Retak

FAKIHA
Chapter #7

7. Si Pahit Lidah

Udara semakin dingin, kabut semakin tebal. Padahal bulan Juni ini sudah memasuki musim kemarau sejak beberapa bulan yang lalu. Tapi di daerah sini, semakin memasuki musim kemarau, setiap pagi akan merasakan dingin yang hebat. Aku merasa cardigan tebal yang aku pakai tidak begitu berfungsi menghangatkan tubuh. Aku terus bersin.

Mungkin aku belum menceritakan banyak tentang sekolahku. Sekarang akan aku gambarkan lewat deskripsi. Sekolah dengan desain yang cukup menarik dengan tembok berwarna putih. Tingginya hanya dua lantai. Bangunannya membentuk huruf U. Di lantai satu ada kelas IPS, sementara di lantai dua untuk IPA. Sekitar 30 ruang kelas untuk 3 kelas. Sekolah ini lumayan luas. Di depan setiap kelas ada taman sendiri.

Semua taman di sekolah ini didesain oleh siswa-siswi sekolah kami yang berbakat. Biasanya setiap tiga tahun sekali ada perlombaan membuat taman antarkelas. Tetapi untuk di lantai dua sengaja dibuat aquascape di sepanjang koridor kelas. Itu sangat menakjubkan. Kadang-kadang aku suka duduk di depan koridor kelas untuk menikmati pemandangan dari aquascape. Memang perawatannya agak rumit dibandingkan taman yang ditanam langsung di tanah.

Ekstrakurikuler di sini lumayan lengkap. Di sebelah utara paling ujung sebelah kelas sepuluh E IPS, ada lapangan khusus bela diri yang digunakan untuk karate, taekwondo, dan silat. Sementara di depannya, hanya berjarak lima meter, dibuat lapangan khusus untuk basket dan sepak bola. Lalu di bagian selatan, di belakang kelas 11 IPS, ada lapangan horse club. Posisinya agak jauh karena takut mengganggu siswa yang sedang belajar. Di bagian barat, di belakang kelas 12 IPS, ada ruang laboratorium, perpustakaan, dan ruangan khusus ekstrakurikuler Pramuka serta Palang Merah Remaja (PMR).

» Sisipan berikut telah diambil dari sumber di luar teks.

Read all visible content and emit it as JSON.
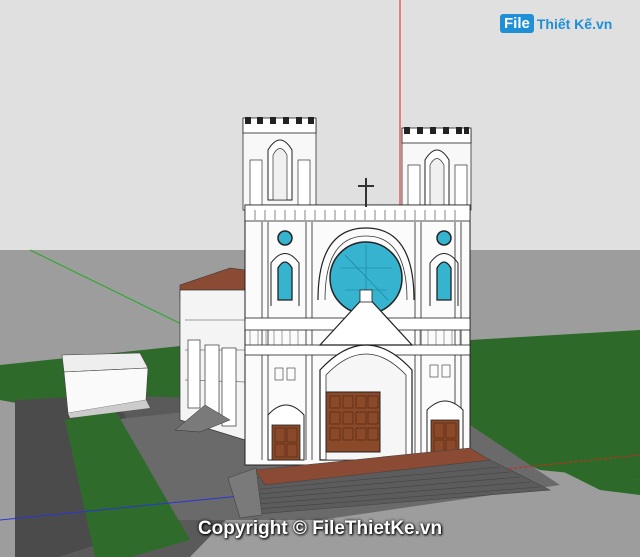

Sementara di depan bangunan ekstrakurikuler ada ruang khusus Pramuka dan lapangannya, ruang jurnalistik, Karya Ilmiah Remaja (KIR), Rohani Islam (ROHIS), Klub Bahasa Inggris (English Club), PIK-R (Pusat Informasi dan Konseling Remaja). Semuanya punya ruang sendiri. Dan di sebelah perpustakaan tentu saja ada dua kantin yang selalu ramai.

Saat aku, Diayu, Viana, dan Nala melalui jalan kantin, sembilan serangkai menatapku dengan tertawa mengejek. Mereka squad-nya bernama, songo somplak. Aku sangat lelah dengan ucapan mereka yang tidak memiliki fungsi apa pun. “Hai Azfa, dengar-dengar Nian mulai suka sama kamu,” kata Xima terkekeh meledek. Anak itu tingginya sekitar 150 senti. Sekalipun wajahnya cantik, kulitnya eksotis dan memiliki postur badan gemuk, tapi akhlaknya sangat nol. Selalu menjadi incaran mendapat hukuman oleh pak Faozi. Aku hanya diam. Mereka sering melakukan hal ini. Bahkan mereka juga mengatai aku yang tidak pantas.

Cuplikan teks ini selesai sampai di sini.